Sorry if this is the wrong place but it seemed the closest match.

I just finished sheetrocking my woodshop. Yay!! However, this leaves me with several pieces of scrap sheetrock.

Some of them are a 7 or 8' by about 1'. Others are in the area of 2' by 4' with some other assorted sized as well.

I figure there has to be some sort of project that can be done with them. Perhaps some sort of P&F or related project for some piece of utilitarian shop furniture or something.
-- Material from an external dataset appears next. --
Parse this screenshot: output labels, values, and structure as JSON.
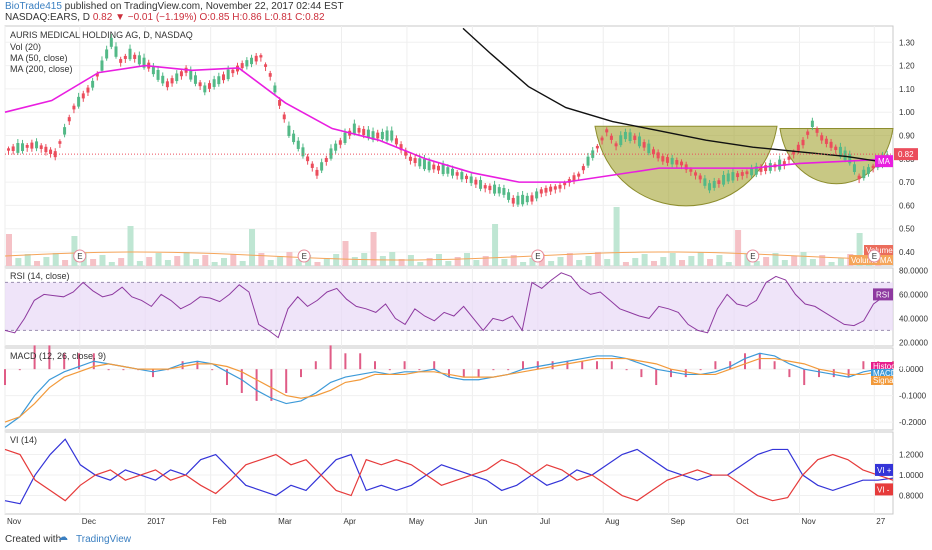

It seems such a waste to just bust it up and trash it. Plus I spent money on it, and I am a cheap b*d.


----------



## JJohnston (May 22, 2009)

I kind of doubt it. It has no structural strength. Apart from saving some of the better pieces to make repairs down the road, I can't think of anything to do with it. Well, if you have kids/grandkids, you can always make sidewalk chalk out of the smaller pieces.

What's "P&F"?


----------



## Smitty_Cabinetshop (Mar 26, 2011)

Those are the kinds of cut-offs I *am* good at parting with. Not good for anything that I've discovered!


----------



## BentheViking (May 19, 2011)

scrap and garbage is just part of the sheetrock business…a few years back i had heard something about being able to use it in some sort of gardening application like a fertilizer, but I'd look into that a lot more before i'd chop it up and sprinkle it over your wifes flower bed


----------



## Gregn (Mar 26, 2010)

Congrats on your shop improvement. Now do you have a dust collector closet? If not building a closet to house the dust collector would help to cut down the noise and dust, a good way to use all those small pieces.
Another thought might be to build a playhouse or doghouse to use up those small pieces.


----------



## Sawkerf (Dec 31, 2009)

Probably best to toss it. It's tempting to save some "just in case", but it's seldom worth the effort. If you just gotta keep some, store it laying flat in a dry location. In a year, or so, you can ask yourself why you even bothered. - lol


----------



## longgone (May 5, 2009)

I would donate it to the dump. There are better things to use storage for such as lumber. If you should ever need a small piece for a repair it is easy to obtain and usually for free.


----------